NCT ID: NCT03487900 Active, not recruiting - CD Clinical Trials

Is the Endoscopic Remission Evaluation, Using the CREDO 1 Index / Score in CD Patients in Clinical Remission at Baseline, Predictive of Sustained Clinical Remission Using a 2-year Follow up

CREDO2
Start date: March 13, 2018
Phase: N/A
Study type: Interventional

The CREDO 2 study follows CREDO 1 study, which aims to construct an objective evaluation of endoscopic remission in Crohn's Disease (CD). In addition to reproducibility and validation, the predictive value of this remission evaluation needs to be tested in different settings to valorise its usefulness in clinical practice and in clinical trials. CREDO 2 aims to investigate whether the evaluation of endoscopic remission, as defined in CREDO 1, in patients in clinical remission is predictive of sustained clinical remission at 2 years. The design of CREDO2 is a multicentre longitudinal prospective cohort study. The screening period to include a patient is two weeks. Patients will be followed up to week 104.

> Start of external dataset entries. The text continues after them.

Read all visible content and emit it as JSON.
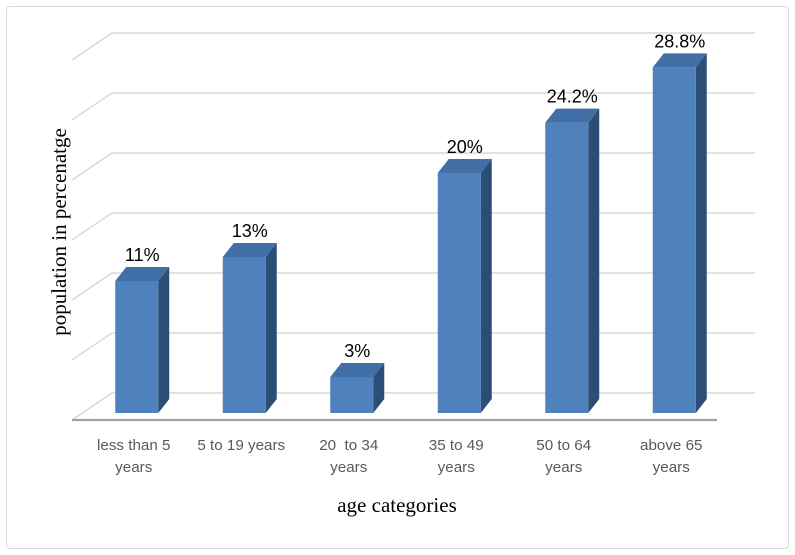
{
  "frame": {
    "background": "#ffffff",
    "border_color": "#d9d9d9"
  },
  "chart_data": {
    "type": "bar",
    "style": "3d-column",
    "title": "",
    "xlabel": "age categories",
    "ylabel": "population in percenatge",
    "categories": [
      [
        "less than 5",
        "years"
      ],
      [
        "5 to 19 years"
      ],
      [
        "20  to 34",
        "years"
      ],
      [
        "35 to 49",
        "years"
      ],
      [
        "50 to 64",
        "years"
      ],
      [
        "above 65",
        "years"
      ]
    ],
    "values": [
      11,
      13,
      3,
      20,
      24.2,
      28.8
    ],
    "data_labels": [
      "11%",
      "13%",
      "3%",
      "20%",
      "24.2%",
      "28.8%"
    ],
    "ylim": [
      0,
      30
    ],
    "gridline_step": 5,
    "y_tick_labels_visible": false,
    "grid": true,
    "legend": "none",
    "colors": {
      "bar_front": "#4f81bd",
      "bar_top": "#416fa6",
      "bar_side": "#2c4d75",
      "gridline": "#d9d9d9",
      "axis_line": "#a1a1a1",
      "category_label": "#595959",
      "data_label": "#000000"
    }
  }
}
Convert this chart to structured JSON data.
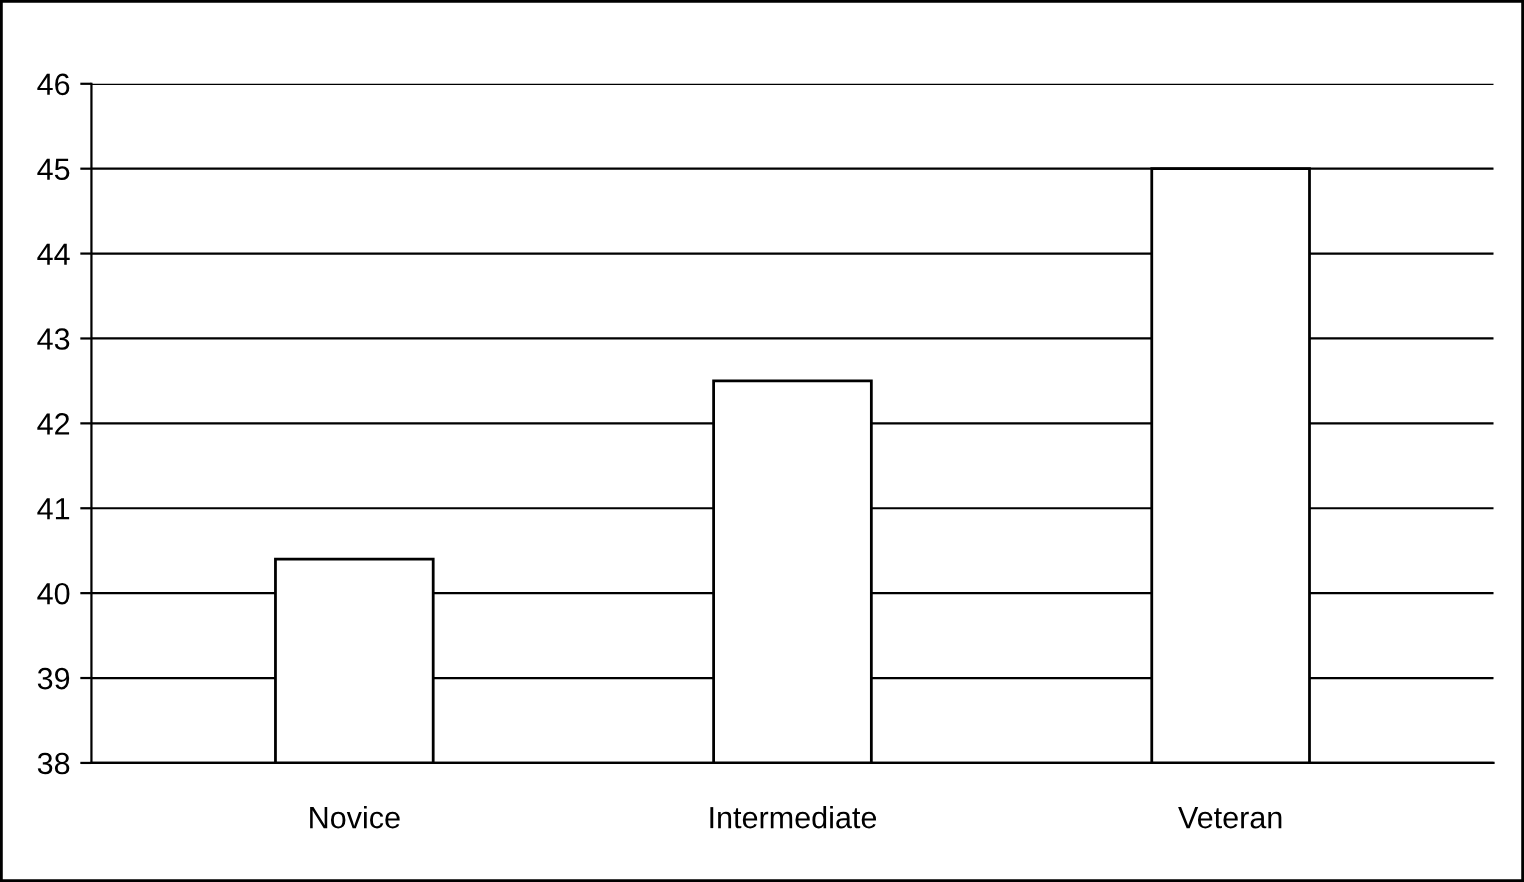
{
  "chart_data": {
    "type": "bar",
    "categories": [
      "Novice",
      "Intermediate",
      "Veteran"
    ],
    "values": [
      40.4,
      42.5,
      45.0
    ],
    "color": "#ffffff",
    "ylim": [
      38,
      46
    ],
    "yticks": [
      38,
      39,
      40,
      41,
      42,
      43,
      44,
      45,
      46
    ],
    "grid": "y",
    "legend": false
  }
}
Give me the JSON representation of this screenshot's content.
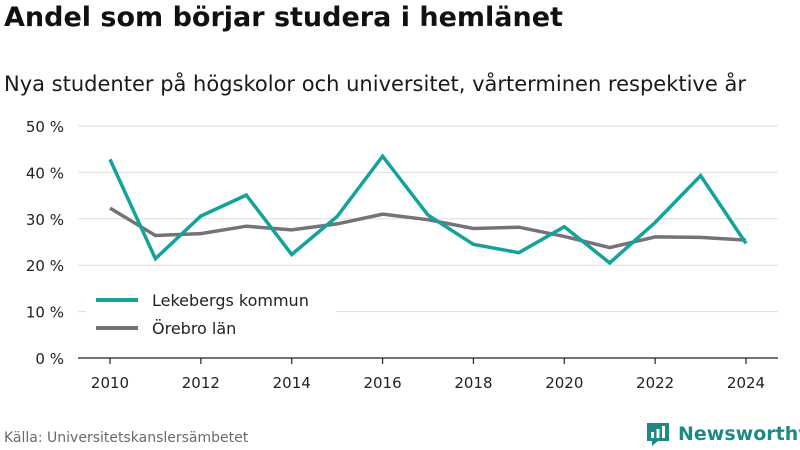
{
  "header": {
    "title": "Andel som börjar studera i hemlänet",
    "subtitle": "Nya studenter på högskolor och universitet, vårterminen respektive år"
  },
  "footer": {
    "source": "Källa: Universitetskanslersämbetet",
    "brand": "Newsworthy"
  },
  "colors": {
    "lekeberg": "#13a39a",
    "orebro": "#75727a",
    "grid": "#dddddd",
    "axis": "#222222",
    "brand": "#1f8a85"
  },
  "chart_data": {
    "type": "line",
    "x": [
      2010,
      2011,
      2012,
      2013,
      2014,
      2015,
      2016,
      2017,
      2018,
      2019,
      2020,
      2021,
      2022,
      2023,
      2024
    ],
    "series": [
      {
        "name": "Lekebergs kommun",
        "values": [
          42.8,
          21.4,
          30.6,
          35.1,
          22.3,
          30.5,
          43.5,
          30.8,
          24.5,
          22.7,
          28.3,
          20.5,
          29.2,
          39.3,
          24.7
        ]
      },
      {
        "name": "Örebro län",
        "values": [
          32.3,
          26.4,
          26.8,
          28.4,
          27.6,
          28.9,
          31.0,
          29.8,
          27.9,
          28.2,
          26.2,
          23.8,
          26.1,
          26.0,
          25.4
        ]
      }
    ],
    "ylim": [
      0,
      50
    ],
    "yticks": [
      0,
      10,
      20,
      30,
      40,
      50
    ],
    "ytick_labels": [
      "0 %",
      "10 %",
      "20 %",
      "30 %",
      "40 %",
      "50 %"
    ],
    "xticks": [
      2010,
      2012,
      2014,
      2016,
      2018,
      2020,
      2022,
      2024
    ],
    "xtick_labels": [
      "2010",
      "2012",
      "2014",
      "2016",
      "2018",
      "2020",
      "2022",
      "2024"
    ],
    "grid": true,
    "legend": "bottom-left"
  }
}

NCT ID: NCT03306446 Active, not recruiting - CD Clinical Trials

Changing the coUrse of cRohn's Disease With an Early Use of Adalimumab

CURE
Start date: March 17, 2015
Phase: Phase 4
Study type: Interventional

This is a prospective, longitudinal, multicenter study conducted in a cohort of patients with early CD. This study will not change the patient/physician relationship.

NCT ID: NCT02856763 Completed - CD Clinical Trials

Predictive Factors of ANTI-TNF Response in Luminal Crohn's Disease Complicated by Abscess

MICA
Start date: April 2013
Phase:
Study type: Observational

To identify predictive factors of adalimumab (anti TNF) response in patients with luminal Crohn's disease complicated by intra-abdominal and/or pelvic abscess after complete resolution of infection.

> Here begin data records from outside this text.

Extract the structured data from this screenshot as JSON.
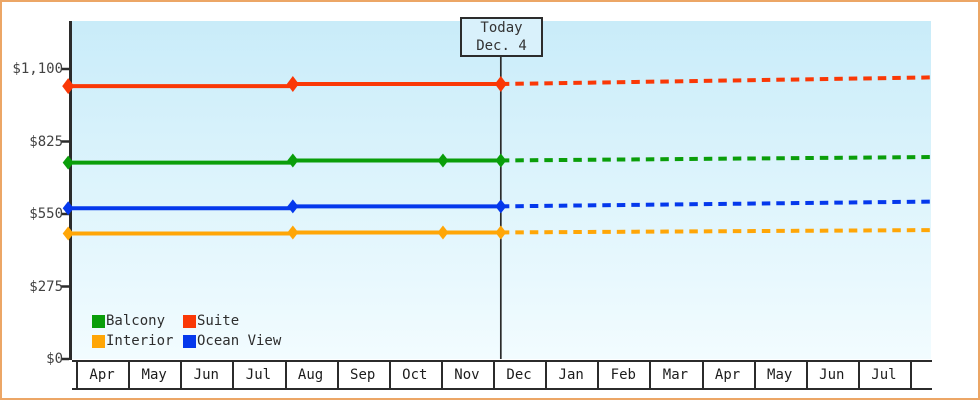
{
  "colors": {
    "frame_border": "#eca666",
    "plot_gradient_top": "#c9ecf9",
    "plot_gradient_bottom": "#f2fcff",
    "axis": "#2b2b2b",
    "today_box_fill": "#d9f1fb"
  },
  "chart_data": {
    "type": "line",
    "title": "",
    "description": "Cabin price history by category with dashed forecast after today",
    "y_axis": {
      "min": 0,
      "max": 1100,
      "grid": false,
      "ticks": [
        {
          "label": "$0",
          "value": 0
        },
        {
          "label": "$275",
          "value": 275
        },
        {
          "label": "$550",
          "value": 550
        },
        {
          "label": "$825",
          "value": 825
        },
        {
          "label": "$1,100",
          "value": 1100
        }
      ]
    },
    "x_axis": {
      "months": [
        "Apr",
        "May",
        "Jun",
        "Jul",
        "Aug",
        "Sep",
        "Oct",
        "Nov",
        "Dec",
        "Jan",
        "Feb",
        "Mar",
        "Apr",
        "May",
        "Jun",
        "Jul"
      ]
    },
    "today_marker": {
      "line1": "Today",
      "line2": "Dec. 4",
      "t": 8.15
    },
    "series": [
      {
        "name": "Balcony",
        "color": "#0a9e0a",
        "points": [
          {
            "date": "Apr",
            "t": -0.15,
            "value": 745
          },
          {
            "date": "Aug 5",
            "t": 4.16,
            "value": 753
          },
          {
            "date": "Nov 1",
            "t": 7.04,
            "value": 753
          },
          {
            "date": "Dec 4",
            "t": 8.15,
            "value": 753
          }
        ],
        "forecast_end": {
          "t": 16.38,
          "value": 766
        }
      },
      {
        "name": "Suite",
        "color": "#fa3806",
        "points": [
          {
            "date": "Apr",
            "t": -0.15,
            "value": 1035
          },
          {
            "date": "Aug 5",
            "t": 4.16,
            "value": 1043
          },
          {
            "date": "Dec 4",
            "t": 8.15,
            "value": 1043
          }
        ],
        "forecast_end": {
          "t": 16.38,
          "value": 1068
        }
      },
      {
        "name": "Interior",
        "color": "#ffa607",
        "points": [
          {
            "date": "Apr",
            "t": -0.15,
            "value": 476
          },
          {
            "date": "Aug 5",
            "t": 4.16,
            "value": 480
          },
          {
            "date": "Nov 1",
            "t": 7.04,
            "value": 480
          },
          {
            "date": "Dec 4",
            "t": 8.15,
            "value": 480
          }
        ],
        "forecast_end": {
          "t": 16.38,
          "value": 489
        }
      },
      {
        "name": "Ocean View",
        "color": "#0538ec",
        "points": [
          {
            "date": "Apr",
            "t": -0.15,
            "value": 572
          },
          {
            "date": "Aug 5",
            "t": 4.16,
            "value": 579
          },
          {
            "date": "Dec 4",
            "t": 8.15,
            "value": 579
          }
        ],
        "forecast_end": {
          "t": 16.38,
          "value": 597
        }
      }
    ],
    "legend": {
      "position": "bottom-left",
      "items": [
        "Balcony",
        "Suite",
        "Interior",
        "Ocean View"
      ]
    }
  }
}
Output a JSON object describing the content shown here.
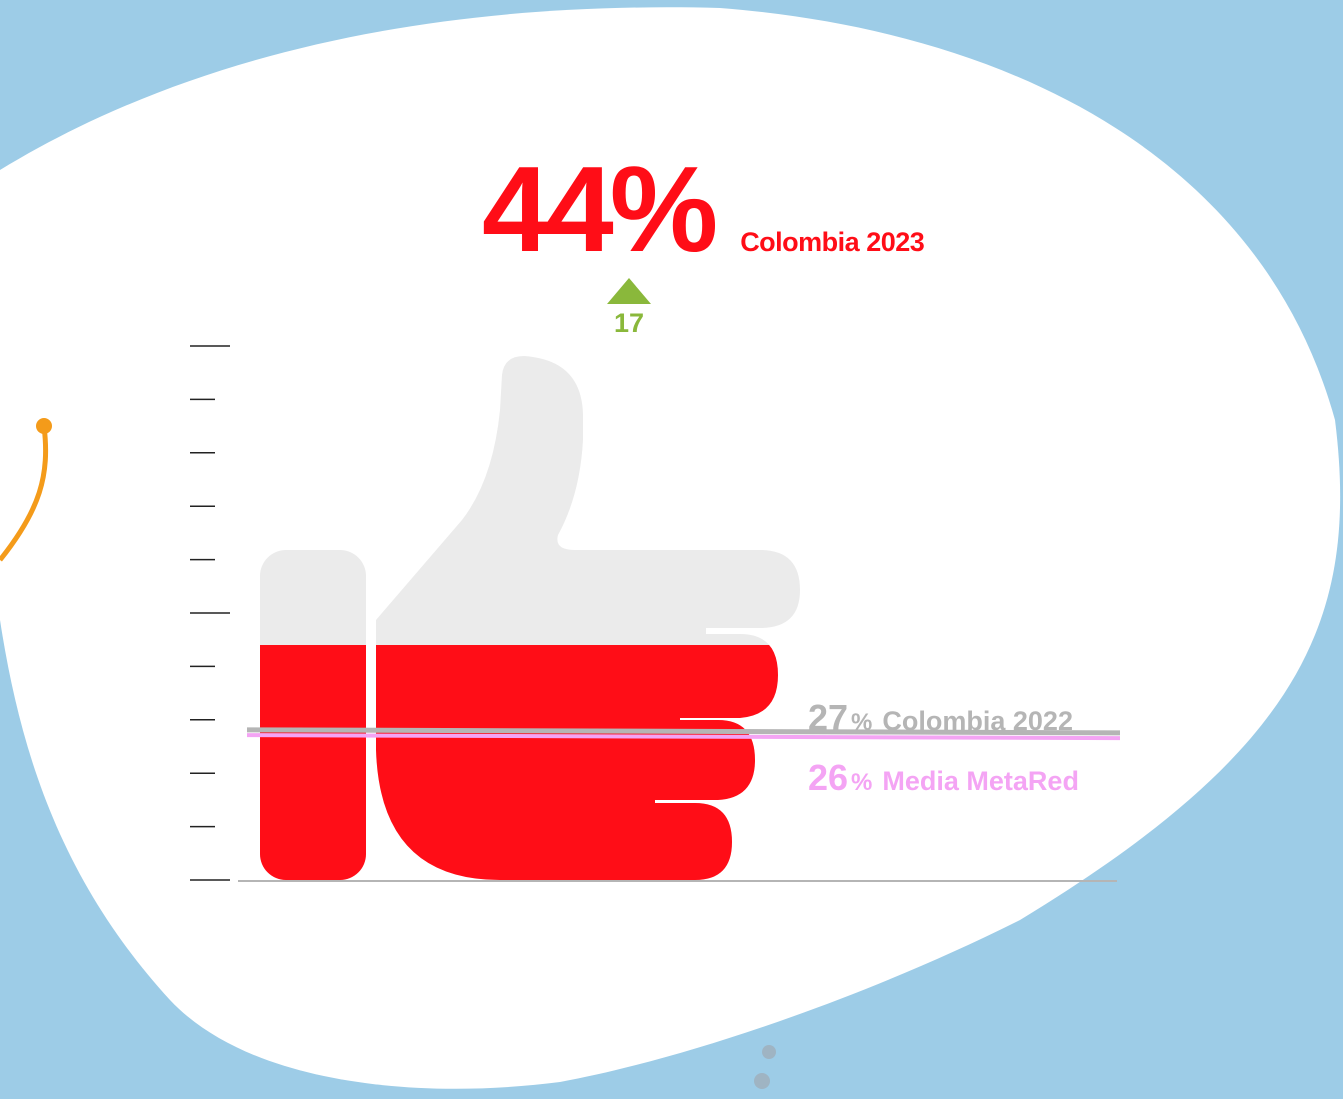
{
  "chart_data": {
    "type": "bar",
    "categories": [
      "Colombia 2023"
    ],
    "values": [
      44
    ],
    "value_unit": "%",
    "ylim": [
      0,
      100
    ],
    "grid": false,
    "headline": {
      "value": "44%",
      "label": "Colombia 2023"
    },
    "change": {
      "direction": "up",
      "value": "17"
    },
    "reference_lines": [
      {
        "value": 27,
        "value_text": "27",
        "unit": "%",
        "label": "Colombia 2022",
        "color": "#b5b5b5"
      },
      {
        "value": 26,
        "value_text": "26",
        "unit": "%",
        "label": "Media MetaRed",
        "color": "#f4a4f4"
      }
    ],
    "colors": {
      "fill": "#ff0d17",
      "empty": "#ebebeb",
      "increase": "#8ab83b",
      "background": "#9dcce7",
      "panel": "#ffffff",
      "accent_line": "#f49b1a",
      "dots": "#9fb4c3"
    },
    "icon": "thumbs-up-icon"
  }
}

NCT ID: NCT01757964 Active, not recruiting - Ulcerative Colitis Clinical Trials

Bacteriotherapy in Pediatric Inflammatory Bowel Disease

Start date: December 2012
Phase: Phase 1
Study type: Interventional

In this study, the investigators want to see if Bacteriotherapy (also referred to as stool transplantation) improves the symptoms and decreases inflammation in children with Inflammatory Bowel Disease (IBD). Examples of IBD are Crohn's Disease and Ulcerative Colitis. Additionally, researchers want to learn whether this experimental therapy delays the need for starting additional medications to treat pediatric IBD.